Teams’ ratings should be adjusted throughout the season due to form or just they were incorrectly estimated initially. For this I look at the percentage difference between the actual xG and the forecast xG. The square root of this figure would be the uplift required to estimate the rating of the team. I found that adjusting the team’s rating by 10% of this uplift give better overall estimates.

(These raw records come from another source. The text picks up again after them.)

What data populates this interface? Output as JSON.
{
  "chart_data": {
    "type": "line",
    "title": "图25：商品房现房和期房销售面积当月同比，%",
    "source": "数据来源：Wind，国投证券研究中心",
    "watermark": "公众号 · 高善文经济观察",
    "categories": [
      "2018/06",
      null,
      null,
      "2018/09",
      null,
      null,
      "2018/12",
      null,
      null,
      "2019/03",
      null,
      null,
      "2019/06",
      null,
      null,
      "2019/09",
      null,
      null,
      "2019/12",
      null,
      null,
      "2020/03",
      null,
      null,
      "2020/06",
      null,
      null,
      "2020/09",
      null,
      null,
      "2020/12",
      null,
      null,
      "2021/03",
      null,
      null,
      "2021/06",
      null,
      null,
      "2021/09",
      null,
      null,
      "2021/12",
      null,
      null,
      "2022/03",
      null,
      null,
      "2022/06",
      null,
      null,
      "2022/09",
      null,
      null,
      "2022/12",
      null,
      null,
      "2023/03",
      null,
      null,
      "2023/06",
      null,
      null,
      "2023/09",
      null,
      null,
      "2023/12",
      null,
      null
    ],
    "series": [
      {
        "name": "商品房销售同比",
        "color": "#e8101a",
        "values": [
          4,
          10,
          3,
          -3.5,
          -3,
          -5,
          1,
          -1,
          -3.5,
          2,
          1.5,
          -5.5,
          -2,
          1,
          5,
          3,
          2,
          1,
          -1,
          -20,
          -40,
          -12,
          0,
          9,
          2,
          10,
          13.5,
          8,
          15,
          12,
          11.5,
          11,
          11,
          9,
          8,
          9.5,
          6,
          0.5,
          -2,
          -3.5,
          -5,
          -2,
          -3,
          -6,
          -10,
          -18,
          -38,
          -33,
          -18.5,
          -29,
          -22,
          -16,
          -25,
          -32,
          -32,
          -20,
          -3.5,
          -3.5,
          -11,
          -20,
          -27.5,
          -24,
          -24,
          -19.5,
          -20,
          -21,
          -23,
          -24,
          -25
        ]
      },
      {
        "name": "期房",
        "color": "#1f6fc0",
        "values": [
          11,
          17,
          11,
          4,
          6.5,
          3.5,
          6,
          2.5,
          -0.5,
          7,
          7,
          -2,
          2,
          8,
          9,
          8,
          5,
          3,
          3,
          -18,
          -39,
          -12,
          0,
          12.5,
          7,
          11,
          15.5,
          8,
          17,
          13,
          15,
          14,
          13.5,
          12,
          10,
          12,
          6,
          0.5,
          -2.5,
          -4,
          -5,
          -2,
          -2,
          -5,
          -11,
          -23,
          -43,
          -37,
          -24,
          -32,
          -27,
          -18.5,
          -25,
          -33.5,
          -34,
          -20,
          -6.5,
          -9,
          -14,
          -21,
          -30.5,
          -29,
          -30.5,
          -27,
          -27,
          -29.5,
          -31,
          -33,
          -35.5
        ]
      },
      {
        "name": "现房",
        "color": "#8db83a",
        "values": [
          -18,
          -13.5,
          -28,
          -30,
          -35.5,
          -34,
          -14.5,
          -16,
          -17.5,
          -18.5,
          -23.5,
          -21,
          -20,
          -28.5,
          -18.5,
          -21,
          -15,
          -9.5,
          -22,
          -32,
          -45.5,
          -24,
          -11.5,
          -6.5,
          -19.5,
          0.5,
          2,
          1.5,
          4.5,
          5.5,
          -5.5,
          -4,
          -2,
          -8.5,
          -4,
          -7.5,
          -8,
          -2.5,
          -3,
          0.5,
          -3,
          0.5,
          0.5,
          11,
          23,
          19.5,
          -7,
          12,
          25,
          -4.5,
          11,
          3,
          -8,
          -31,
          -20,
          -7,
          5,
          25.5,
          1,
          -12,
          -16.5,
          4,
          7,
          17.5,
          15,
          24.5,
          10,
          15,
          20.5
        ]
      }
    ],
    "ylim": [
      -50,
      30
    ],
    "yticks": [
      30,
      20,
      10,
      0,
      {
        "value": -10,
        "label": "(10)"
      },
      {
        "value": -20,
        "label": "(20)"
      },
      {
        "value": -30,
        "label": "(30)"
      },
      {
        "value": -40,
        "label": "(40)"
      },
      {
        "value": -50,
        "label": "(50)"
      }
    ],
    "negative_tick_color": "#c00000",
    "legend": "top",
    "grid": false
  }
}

So in the above example, Leicester were forecast to have 0.92 xG whereas they actual had 1.47 xG giving a ratio 1.6 (1.47/0.92), so an uplift to be applied square root of 1.6 is 1.27 meaning the ratings were 27% higher than originally forecast for this match. So we adjust our ratings upwards by 2.7% (10% of 27%), so Leicester new attack rating is 0.90 x 1.027 = 0.92 and Arsenal’s new defence rating is 0.93 x 1.027 = 0.96
I have always thought that xG doesn’t give the full picture and some teams are more efficient in converting chances. Not because the players are better at shooting (which they may be) but because they create better opportunities. This is because data collected for xG doesn’t account for many variables like speed of the ball in a cross, its height, pressure by defenders, defenders being able to block the shot etc. There is more random variability in this factor so I have taken an average over the last four seasons to give:
During the 17/18 season, I collected expected goals from a spread betting company and measured the average squared error per prediction to be 1.27 and the method above for the same games was slightly worse but was also 1.27 (rounded to two dp). This indicated the method isn’t too different from the bookie so suggests a reasonable estimation.